In Tuesday’s Damascus bombing, the state news channel Syria TV quoted a government official as saying two improvised explosives planted by “terrorists” blew up near the “Sons of Martyrs” school.

Residents said smoke was billowing from the area in southeastern Damascus and ambulances were rushing to the scene. Some said they believed two people had died in the attack but could not name the victims.

Damascus residents also reported heavy clashes for two hours on Baghdad Street in a central district of the capital, just to the north of the ancient Old City.

Abused children

The British-based charity Save the Children released a harrowing report about abuse of Syrian refugee children.

Khalid, 15, said he was hung by his arms from the ceiling of his own school building and beaten senseless.

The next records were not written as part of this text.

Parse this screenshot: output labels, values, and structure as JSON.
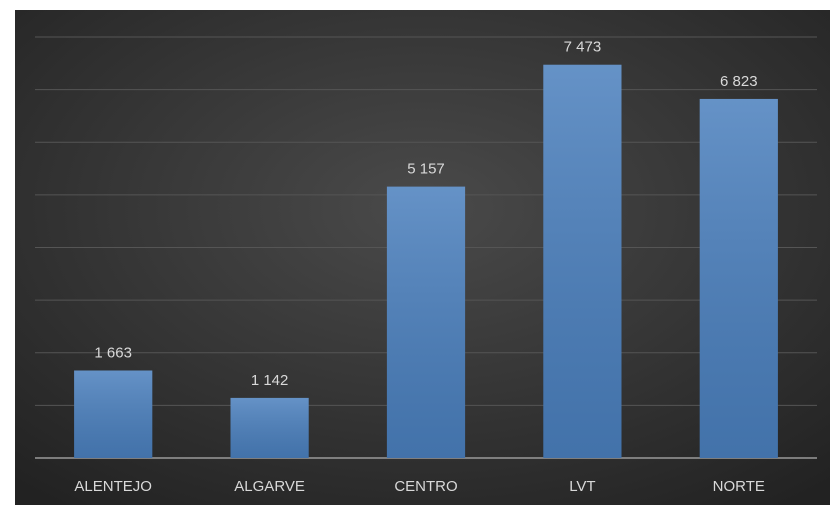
{
  "chart_data": {
    "type": "bar",
    "categories": [
      "ALENTEJO",
      "ALGARVE",
      "CENTRO",
      "LVT",
      "NORTE"
    ],
    "values": [
      1663,
      1142,
      5157,
      7473,
      6823
    ],
    "value_labels": [
      "1 663",
      "1 142",
      "5 157",
      "7 473",
      "6 823"
    ],
    "color": "#4a7fbd",
    "ylim": [
      0,
      8000
    ],
    "yticks": [
      0,
      1000,
      2000,
      3000,
      4000,
      5000,
      6000,
      7000,
      8000
    ],
    "grid": true
  }
}
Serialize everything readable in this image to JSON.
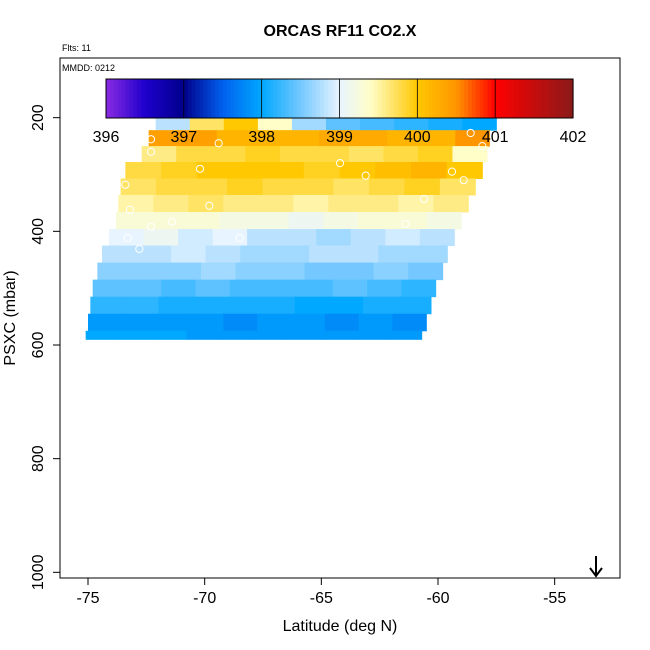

Wael said he saw a 6-year-old starved and beaten to death, “tortured more than anyone else in the room.”

“He was beaten regularly. I watched him die,” Wael was quoted as saying. “He only survived for three days and then he simply died.”

UN investigators say Syrian government forces have committed human rights violations “on an alarming scale”, but have also listed multiple killings and kidnappings by armed rebels trying to oust Assad after 12 years in power.

The children that Save the Children spoke to in refugee camps in neighbouring countries said they had witnessed massacres and seen family members killed during the conflict.

Humanitarian conditions are worsening as the violence drags on. The president of the Syrian Arab Red Crescent, which has been the only relief group on the ground the entire 18 months of conflict, said it was in dire need of supplies.

“We need to concentrate mostly on health and shelter because there are 1.5 million displaced people,” Abdul Rahman Attar told Reuters during a visit to Oslo. “We need more of everything.”

“We need help with shelter, medical equipment in medicine,” he said. “There’s still killing and that’s most critical, we must stop the killings first.”